(1971)
Dir - Miguel Madrid
Overall: MEH
There is a lot going on in Miguel Madrid's The Butcher of Binbrook, (Necrophagus, Graveyard of Horror); too much in fact, which makes its silliness increase tenfold as things plow along. Formulaic, Euro-horror nonsense is present such as the same tiny handful of stock musical cues played over and over again, said musical cues popping up arbitrarily and being cut off at a dime due to the slap-dash editing, American dubbing that makes every performance preposterously melodramatic, shady family members held up in a creepy castle, a greedy/physically unappealing graveyard keeper, (good ole lazy-eyed Víctor Israel), loosey-goosey scientific experiments, blaring noises showing up every time that a different character enters a room, a deformed monster that looks like a child made his mask out of rubber and plastic, plus more camera zooms than Willie Nelson has blunts. Madrid's story is hilariously convoluted as if he had a quota to meet by throwing in so many characters and schemes as to leave the audience on the edge of their seat instead of howling at how nonsensical it all is. Some weird moments are produced here or there though and when the awful music shuts the hell up, Madrid can build a mild level of suspense with creepy noises and startling scenery.
(1973)
Dir - Victor Erice
Overall: GOOD
The debut from the highly sporadic filmmaker Victor Erice The Spirit of the Beehive, (El espíritu de la colmena),
is a renowned work in Spanish cinema and one that very tenderly
portrays dread through childlike imagination.

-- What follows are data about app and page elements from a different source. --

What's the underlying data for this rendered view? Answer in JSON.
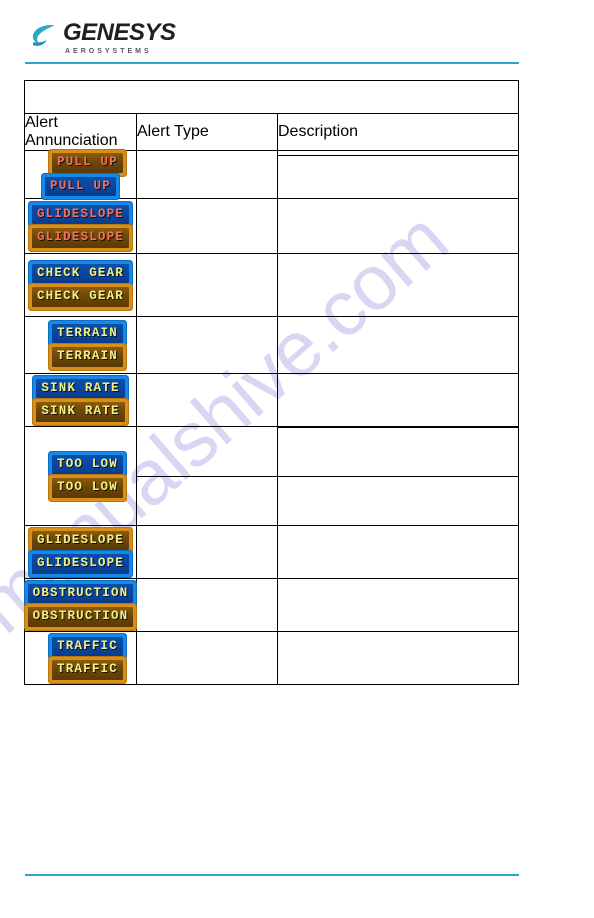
{
  "document": {
    "page_background": "#ffffff",
    "rule_color": "#29a8c9",
    "watermark_text": "manualshive.com"
  },
  "header": {
    "logo_name": "GENESYS",
    "logo_subtitle": "AEROSYSTEMS",
    "logo_icon": "swoosh-icon"
  },
  "table": {
    "columns": [
      "Alert Annunciation",
      "Alert Type",
      "Description"
    ],
    "header_row_label": "",
    "rows": [
      {
        "id": "pull-up",
        "badges": [
          {
            "text": "PULL UP",
            "style": "amber",
            "text_color": "#f2705e"
          },
          {
            "text": "PULL UP",
            "style": "blue",
            "text_color": "#f2705e"
          }
        ],
        "cells": [
          "",
          ""
        ]
      },
      {
        "id": "glideslope-1",
        "badges": [
          {
            "text": "GLIDESLOPE",
            "style": "blue",
            "text_color": "#f2705e"
          },
          {
            "text": "GLIDESLOPE",
            "style": "amber",
            "text_color": "#f2705e"
          }
        ],
        "cells": [
          "",
          ""
        ]
      },
      {
        "id": "check-gear",
        "badges": [
          {
            "text": "CHECK GEAR",
            "style": "blue",
            "text_color": "#f2ef86"
          },
          {
            "text": "CHECK GEAR",
            "style": "amber",
            "text_color": "#f2ef86"
          }
        ],
        "cells": [
          "",
          ""
        ]
      },
      {
        "id": "terrain",
        "badges": [
          {
            "text": "TERRAIN",
            "style": "blue",
            "text_color": "#f2ef86"
          },
          {
            "text": "TERRAIN",
            "style": "amber",
            "text_color": "#f2ef86"
          }
        ],
        "cells": [
          "",
          ""
        ]
      },
      {
        "id": "sink-rate",
        "badges": [
          {
            "text": "SINK RATE",
            "style": "blue",
            "text_color": "#f2ef86"
          },
          {
            "text": "SINK RATE",
            "style": "amber",
            "text_color": "#f2ef86"
          }
        ],
        "cells": [
          "",
          ""
        ]
      },
      {
        "id": "too-low",
        "badges": [
          {
            "text": "TOO LOW",
            "style": "blue",
            "text_color": "#f2ef86"
          },
          {
            "text": "TOO LOW",
            "style": "amber",
            "text_color": "#f2ef86"
          }
        ],
        "cells": [
          "",
          "",
          "",
          ""
        ]
      },
      {
        "id": "glideslope-2",
        "badges": [
          {
            "text": "GLIDESLOPE",
            "style": "amber",
            "text_color": "#f2ef86"
          },
          {
            "text": "GLIDESLOPE",
            "style": "blue",
            "text_color": "#f2ef86"
          }
        ],
        "cells": [
          "",
          ""
        ]
      },
      {
        "id": "obstruction",
        "badges": [
          {
            "text": "OBSTRUCTION",
            "style": "blue",
            "text_color": "#f2ef86"
          },
          {
            "text": "OBSTRUCTION",
            "style": "amber",
            "text_color": "#f2ef86"
          }
        ],
        "cells": [
          "",
          ""
        ]
      },
      {
        "id": "traffic",
        "badges": [
          {
            "text": "TRAFFIC",
            "style": "blue",
            "text_color": "#f2ef86"
          },
          {
            "text": "TRAFFIC",
            "style": "amber",
            "text_color": "#f2ef86"
          }
        ],
        "cells": [
          "",
          ""
        ]
      }
    ]
  }
}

Sneaking past the
Francoist censors by way of exclusively subtle symbolism towards the
right wing government, it is no accident that the film is set at the
tail end of the Spanish Civil War where a small, well-to-do family in a
remote, countryside village go about their existence with a barely
penetrable aura of melancholy. As the adults seem preoccupied with
nostalgic longings, their two children are brought up in a world of
poisonous mushrooms, deserting soldiers, and sporadic visits from a
traveling movie theater company whose showing of James Whale's seminal,
1931 Frankenstein casts a particularly potent spell on the
youngest, played wonderfully by seven year old Ana Torrent. Erice's
tone is incredibly deliberate; very little happens in the film yet the
viewer still feels that the younger characters could be in danger at any
moment, if not from death, than from some sort of mental
vulnerability. Those familiar with the subdued, arthouse presentation
will feel much more at home here than genre hounds who are clamoring for
immediate reveals, but it is quite beautiful stuff in any capacity.
(1976)
Dir - Gonzalo Suárez
Overall: MEH
Moody with fittingly subdued performances and a somewhat aloof narrative, Beatriz is a less sensationalized bit of Euro-trash than most. Director Gonzalo Suárez and screenwriter Santiago Moncada adapt Ramón del Valle-Inclán's story "Beatriz y Mi hermana Antonia" about a Countess' home invaded by a witch's curse, a mysterious Friar, and rapist bandits. The supernatural elements are underplayed as a servant girl sacrifices the soul of her Lady's daughter, (the title character played by Sandra Mozarowsky who is oddly not the main focus), which are inconclusively portrayed to be the work of the Devil. It has the usual exploitation elements of women being nonchalantly abused, coupled with religious dogma taken as factual by vulnerable people in such a period, isolated setting. It is difficult to grasp the movie's themes though as it never lands anywhere profound and just goes from scene to scene in a repetitive fashion where very little happens besides a young boy trying to get people to take him seriously, his sister sick in bed and then inexplicably in love with the aforementioned friar, and of course random outbursts of rape. It is photographed well by Carlos Suárez and has more of an arthouse presentation than an unintentionally silly one for low budget genre exports of the era, but nothing more than that.